September 13, 2012

Rioters stormed the U.S. embassy in Yemen on Thursday morning, breaching the wall of the embassy and setting fire to vehicles as security forces reportedly opened fire. Security forces managed to gain control of the compound in Sanaa by using the live ammunition, tear gas and water cannons, injuring several people, although protests continued outside the embassy walls. Protests have broken out throughout the Muslim world over an amateur U.S. film that depicts the prophet Muhammed as a fraud. In Cairo, protests continued for the third day on Thursday outside the U.S. embassy, with at least 10 people injured in overnight clashes. In Libya, the U.S. ambassador and three others were killed on Tuesday by riots over the film outside the U.S. consulate in Benghazi.

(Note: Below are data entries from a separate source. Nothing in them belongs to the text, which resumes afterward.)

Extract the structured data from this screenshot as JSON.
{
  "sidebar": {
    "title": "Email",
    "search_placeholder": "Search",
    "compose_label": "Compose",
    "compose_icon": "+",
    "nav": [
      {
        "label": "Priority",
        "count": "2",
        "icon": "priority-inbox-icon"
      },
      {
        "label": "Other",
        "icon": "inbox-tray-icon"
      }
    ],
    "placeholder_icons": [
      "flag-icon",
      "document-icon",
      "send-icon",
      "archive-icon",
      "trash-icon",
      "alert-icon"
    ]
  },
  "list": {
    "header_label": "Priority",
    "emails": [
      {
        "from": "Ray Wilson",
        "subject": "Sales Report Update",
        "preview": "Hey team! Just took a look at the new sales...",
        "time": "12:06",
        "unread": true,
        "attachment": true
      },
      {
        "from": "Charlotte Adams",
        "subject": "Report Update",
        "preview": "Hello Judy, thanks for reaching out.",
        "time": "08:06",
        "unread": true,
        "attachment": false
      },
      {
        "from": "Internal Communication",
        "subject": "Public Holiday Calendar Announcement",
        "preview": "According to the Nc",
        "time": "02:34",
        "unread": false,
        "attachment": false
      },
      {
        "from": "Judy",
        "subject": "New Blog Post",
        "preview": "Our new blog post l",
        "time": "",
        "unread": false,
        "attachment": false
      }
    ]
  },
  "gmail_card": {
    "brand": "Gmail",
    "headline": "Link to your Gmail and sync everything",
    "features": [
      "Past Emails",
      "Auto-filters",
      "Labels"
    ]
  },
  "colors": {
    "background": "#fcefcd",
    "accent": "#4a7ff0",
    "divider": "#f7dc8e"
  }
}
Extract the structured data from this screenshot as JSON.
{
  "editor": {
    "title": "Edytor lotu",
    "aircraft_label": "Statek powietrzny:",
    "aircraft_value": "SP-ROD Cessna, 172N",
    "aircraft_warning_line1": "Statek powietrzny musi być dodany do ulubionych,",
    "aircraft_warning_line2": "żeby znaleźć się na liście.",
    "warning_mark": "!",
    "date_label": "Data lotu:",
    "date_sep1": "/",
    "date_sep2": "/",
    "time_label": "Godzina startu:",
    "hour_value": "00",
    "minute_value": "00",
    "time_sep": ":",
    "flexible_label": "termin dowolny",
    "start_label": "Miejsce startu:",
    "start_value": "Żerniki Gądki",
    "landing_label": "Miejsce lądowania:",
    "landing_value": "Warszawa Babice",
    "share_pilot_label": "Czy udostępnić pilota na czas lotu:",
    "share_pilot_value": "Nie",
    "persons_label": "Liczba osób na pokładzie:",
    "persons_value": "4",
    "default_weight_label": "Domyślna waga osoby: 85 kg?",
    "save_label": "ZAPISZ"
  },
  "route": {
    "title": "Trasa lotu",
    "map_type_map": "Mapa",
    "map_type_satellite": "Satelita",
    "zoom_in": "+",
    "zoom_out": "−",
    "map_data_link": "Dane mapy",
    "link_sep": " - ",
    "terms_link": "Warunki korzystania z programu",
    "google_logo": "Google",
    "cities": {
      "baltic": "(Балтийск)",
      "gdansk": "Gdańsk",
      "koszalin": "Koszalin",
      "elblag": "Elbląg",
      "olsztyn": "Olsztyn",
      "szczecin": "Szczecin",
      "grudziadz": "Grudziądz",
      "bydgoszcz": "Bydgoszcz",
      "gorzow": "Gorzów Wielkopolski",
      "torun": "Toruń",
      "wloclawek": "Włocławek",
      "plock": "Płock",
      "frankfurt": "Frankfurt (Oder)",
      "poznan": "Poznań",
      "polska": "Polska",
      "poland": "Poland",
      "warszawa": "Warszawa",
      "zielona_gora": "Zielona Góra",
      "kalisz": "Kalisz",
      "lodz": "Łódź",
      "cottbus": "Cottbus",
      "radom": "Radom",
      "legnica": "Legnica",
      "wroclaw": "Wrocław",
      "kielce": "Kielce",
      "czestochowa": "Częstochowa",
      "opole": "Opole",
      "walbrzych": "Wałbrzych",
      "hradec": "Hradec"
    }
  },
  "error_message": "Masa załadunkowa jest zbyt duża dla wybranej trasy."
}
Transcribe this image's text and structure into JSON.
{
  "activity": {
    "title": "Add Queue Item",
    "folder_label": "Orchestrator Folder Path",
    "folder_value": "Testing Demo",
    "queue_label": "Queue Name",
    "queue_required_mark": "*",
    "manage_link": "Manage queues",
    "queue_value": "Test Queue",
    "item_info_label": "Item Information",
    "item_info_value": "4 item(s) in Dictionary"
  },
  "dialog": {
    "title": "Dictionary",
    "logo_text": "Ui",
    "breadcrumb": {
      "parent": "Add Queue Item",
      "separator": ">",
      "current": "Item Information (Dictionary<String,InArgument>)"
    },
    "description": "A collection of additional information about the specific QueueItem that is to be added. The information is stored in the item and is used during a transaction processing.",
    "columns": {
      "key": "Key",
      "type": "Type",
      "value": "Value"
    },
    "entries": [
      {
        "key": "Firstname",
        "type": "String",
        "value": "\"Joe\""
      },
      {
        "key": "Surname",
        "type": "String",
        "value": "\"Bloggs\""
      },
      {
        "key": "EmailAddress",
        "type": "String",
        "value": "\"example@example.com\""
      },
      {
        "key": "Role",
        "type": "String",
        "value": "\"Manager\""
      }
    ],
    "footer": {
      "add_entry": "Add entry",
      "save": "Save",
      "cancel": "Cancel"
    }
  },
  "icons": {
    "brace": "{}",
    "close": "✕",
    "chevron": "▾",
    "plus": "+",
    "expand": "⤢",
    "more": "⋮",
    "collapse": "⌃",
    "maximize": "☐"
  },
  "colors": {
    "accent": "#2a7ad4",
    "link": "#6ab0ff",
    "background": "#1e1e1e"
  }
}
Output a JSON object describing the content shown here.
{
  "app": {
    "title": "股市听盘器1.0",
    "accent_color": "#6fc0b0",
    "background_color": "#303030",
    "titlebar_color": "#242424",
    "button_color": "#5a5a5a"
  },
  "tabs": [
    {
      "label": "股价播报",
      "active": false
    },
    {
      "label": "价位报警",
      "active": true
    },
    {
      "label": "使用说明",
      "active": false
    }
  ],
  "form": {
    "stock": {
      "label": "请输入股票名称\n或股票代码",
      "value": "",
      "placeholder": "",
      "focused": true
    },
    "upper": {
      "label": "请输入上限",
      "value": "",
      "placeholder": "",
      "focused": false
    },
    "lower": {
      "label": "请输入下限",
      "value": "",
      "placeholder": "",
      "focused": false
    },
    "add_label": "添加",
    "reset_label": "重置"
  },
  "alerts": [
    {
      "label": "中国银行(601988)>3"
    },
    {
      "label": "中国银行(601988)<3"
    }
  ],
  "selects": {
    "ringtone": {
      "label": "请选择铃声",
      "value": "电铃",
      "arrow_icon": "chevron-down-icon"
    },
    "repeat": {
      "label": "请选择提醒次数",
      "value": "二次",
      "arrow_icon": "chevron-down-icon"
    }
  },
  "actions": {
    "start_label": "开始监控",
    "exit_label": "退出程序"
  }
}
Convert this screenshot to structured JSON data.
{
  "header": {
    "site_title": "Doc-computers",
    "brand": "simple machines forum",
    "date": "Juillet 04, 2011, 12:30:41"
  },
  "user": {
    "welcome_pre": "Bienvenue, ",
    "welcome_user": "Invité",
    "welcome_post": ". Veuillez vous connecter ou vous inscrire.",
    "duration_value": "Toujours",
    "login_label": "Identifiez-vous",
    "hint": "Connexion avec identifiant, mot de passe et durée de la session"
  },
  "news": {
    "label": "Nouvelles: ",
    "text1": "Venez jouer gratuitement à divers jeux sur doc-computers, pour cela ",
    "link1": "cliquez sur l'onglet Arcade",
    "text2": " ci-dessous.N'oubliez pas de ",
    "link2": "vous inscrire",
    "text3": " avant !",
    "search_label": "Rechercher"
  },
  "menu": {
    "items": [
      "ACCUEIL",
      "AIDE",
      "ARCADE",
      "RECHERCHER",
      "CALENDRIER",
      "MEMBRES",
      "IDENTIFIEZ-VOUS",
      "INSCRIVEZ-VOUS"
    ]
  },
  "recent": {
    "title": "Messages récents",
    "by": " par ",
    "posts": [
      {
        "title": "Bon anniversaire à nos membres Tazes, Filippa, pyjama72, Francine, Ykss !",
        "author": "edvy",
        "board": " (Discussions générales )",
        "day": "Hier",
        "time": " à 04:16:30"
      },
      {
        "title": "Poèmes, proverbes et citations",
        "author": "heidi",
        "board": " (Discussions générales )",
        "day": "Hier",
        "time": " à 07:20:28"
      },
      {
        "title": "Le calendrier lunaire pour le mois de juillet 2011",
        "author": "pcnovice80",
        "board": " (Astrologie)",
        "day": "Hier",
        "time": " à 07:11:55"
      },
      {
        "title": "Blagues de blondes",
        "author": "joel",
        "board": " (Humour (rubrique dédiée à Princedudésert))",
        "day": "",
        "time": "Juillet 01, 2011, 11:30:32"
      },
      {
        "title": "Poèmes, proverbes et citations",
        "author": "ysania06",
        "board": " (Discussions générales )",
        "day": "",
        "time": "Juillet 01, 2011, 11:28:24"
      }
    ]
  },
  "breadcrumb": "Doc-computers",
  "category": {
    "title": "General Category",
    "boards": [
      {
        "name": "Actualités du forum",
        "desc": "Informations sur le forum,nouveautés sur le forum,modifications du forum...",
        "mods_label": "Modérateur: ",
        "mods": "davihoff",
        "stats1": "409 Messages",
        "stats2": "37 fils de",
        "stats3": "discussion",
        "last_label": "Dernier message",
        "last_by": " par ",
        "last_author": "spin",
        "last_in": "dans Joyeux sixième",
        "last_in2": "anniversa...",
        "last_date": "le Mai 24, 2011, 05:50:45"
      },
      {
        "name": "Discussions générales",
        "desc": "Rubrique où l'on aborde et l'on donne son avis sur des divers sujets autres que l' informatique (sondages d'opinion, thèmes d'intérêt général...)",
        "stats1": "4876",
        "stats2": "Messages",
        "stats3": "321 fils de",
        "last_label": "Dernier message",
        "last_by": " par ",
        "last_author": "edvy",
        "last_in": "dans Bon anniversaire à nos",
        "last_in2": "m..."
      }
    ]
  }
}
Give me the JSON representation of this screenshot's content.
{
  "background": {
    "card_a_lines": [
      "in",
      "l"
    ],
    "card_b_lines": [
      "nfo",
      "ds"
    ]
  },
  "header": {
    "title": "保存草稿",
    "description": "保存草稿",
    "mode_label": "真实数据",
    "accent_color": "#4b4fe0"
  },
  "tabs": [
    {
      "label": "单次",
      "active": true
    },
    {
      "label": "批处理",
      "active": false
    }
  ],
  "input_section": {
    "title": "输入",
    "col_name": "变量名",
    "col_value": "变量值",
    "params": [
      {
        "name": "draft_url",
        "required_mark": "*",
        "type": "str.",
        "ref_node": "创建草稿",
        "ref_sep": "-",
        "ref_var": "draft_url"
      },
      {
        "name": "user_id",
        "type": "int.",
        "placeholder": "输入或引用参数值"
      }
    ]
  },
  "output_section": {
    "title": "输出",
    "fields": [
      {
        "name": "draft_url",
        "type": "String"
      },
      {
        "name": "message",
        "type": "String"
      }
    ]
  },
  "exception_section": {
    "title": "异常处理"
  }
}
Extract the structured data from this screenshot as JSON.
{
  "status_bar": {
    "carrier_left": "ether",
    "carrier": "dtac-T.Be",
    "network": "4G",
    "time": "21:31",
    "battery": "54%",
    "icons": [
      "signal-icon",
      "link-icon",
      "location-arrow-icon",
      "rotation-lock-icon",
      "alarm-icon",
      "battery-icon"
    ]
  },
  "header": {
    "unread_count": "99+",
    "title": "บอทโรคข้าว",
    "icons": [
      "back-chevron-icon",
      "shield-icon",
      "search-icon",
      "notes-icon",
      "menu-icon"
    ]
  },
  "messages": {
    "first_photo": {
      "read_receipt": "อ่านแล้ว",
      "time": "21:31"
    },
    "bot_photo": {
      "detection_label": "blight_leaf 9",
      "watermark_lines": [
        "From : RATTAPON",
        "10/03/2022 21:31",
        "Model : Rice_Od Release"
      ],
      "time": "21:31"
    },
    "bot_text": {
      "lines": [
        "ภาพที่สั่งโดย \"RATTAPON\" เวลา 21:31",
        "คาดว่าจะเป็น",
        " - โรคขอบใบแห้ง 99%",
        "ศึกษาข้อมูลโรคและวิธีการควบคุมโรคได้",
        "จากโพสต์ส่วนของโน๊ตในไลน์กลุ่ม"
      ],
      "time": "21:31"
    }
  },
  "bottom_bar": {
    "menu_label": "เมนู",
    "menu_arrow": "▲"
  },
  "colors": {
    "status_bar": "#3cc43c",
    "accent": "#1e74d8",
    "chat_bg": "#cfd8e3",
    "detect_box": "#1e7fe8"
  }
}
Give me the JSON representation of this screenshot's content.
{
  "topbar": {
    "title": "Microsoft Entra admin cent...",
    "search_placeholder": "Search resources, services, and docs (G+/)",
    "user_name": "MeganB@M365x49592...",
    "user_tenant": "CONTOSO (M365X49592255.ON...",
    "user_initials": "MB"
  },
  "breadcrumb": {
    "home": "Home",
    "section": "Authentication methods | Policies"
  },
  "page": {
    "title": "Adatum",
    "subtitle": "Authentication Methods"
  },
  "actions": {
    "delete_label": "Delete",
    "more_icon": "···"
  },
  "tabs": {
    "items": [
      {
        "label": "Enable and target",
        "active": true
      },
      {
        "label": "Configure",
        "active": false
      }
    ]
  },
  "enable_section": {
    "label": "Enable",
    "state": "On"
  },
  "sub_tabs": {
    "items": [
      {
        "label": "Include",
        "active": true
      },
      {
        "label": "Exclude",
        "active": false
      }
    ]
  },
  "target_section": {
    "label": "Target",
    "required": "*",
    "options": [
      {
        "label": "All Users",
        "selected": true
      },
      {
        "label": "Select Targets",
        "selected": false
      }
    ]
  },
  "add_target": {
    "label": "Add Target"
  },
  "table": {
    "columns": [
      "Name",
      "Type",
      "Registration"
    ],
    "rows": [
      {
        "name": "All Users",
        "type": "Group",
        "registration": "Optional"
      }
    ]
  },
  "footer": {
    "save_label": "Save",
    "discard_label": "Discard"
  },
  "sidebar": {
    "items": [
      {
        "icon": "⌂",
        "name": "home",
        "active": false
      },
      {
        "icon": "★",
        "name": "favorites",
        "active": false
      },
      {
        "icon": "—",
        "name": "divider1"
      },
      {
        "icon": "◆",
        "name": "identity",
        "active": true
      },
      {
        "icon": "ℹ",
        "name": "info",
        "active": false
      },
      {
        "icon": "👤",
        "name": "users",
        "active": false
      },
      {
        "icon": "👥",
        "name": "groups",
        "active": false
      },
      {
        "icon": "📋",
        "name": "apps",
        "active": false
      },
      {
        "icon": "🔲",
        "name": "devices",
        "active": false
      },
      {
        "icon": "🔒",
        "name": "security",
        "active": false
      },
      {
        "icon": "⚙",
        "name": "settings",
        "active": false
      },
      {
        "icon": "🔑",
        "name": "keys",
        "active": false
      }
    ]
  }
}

U.S. officials say that it is "too early" to say who carried out the fatal attack in Benghazi, but members of both the House and Senate intelligence committees believe that it may well have been the work of al-Qaeda:

The attack in Libya that also killed three other U.S. personnel bore the hallmarks of al-Qaeda and may have been carried out by the group’s North Africa affiliate to mark the anniversary of the Sept. 11 attacks on the U.S., said Michigan Republican Representative Mike Rogers, chairman of the House intelligence committee.

“It certainly appears to me the significance of this date was important,” Rogers told CNN yesterday. Senator Dianne Feinstein, a California Democrat who heads the Senate intelligence panel, also told the network the attack may have been premeditated.

It may have been the work of al-Qaeda because “the weapons were somewhat sophisticated, and they blew a hole in the building and started a big fire, and that’s how the ambassador died, in a fire,” Feinstein said.

There is also a possibility that the attack was "planned," and that the protest was either a ruse, or the attackers took advantage of the protest as a distraction from their activities :

The chaotic scene was described by senior Obama administration officials, Libyan government officials and witnesses. Details about the attack were still emerging late Wednesday. Key facts remain unclear, particularly how Stevens died and how his body wound up at a Benghazi hospital.

Even as evidence was being assembled, the early indications were that the assault had been planned and the attackers had cannily taken advantage of the protest at the consulate.

“Was this a spontaneous act of violence, was this capitalizing on the opportunity posed by [a protest], or was this separate and apart from al-Qaeda?” asked Rep. Adam B. Schiff (D-Calif.), a member of the House intelligence committee. “Any of those are possible,” Schiff said, but accounts of the attack and the firepower employed “indicate something more than a spontaneous protest.”

In response, the Pentagon has ordered two warships to the Libyan coast which carry Tomahawk cruise missiles, although they have no specific mission at this time.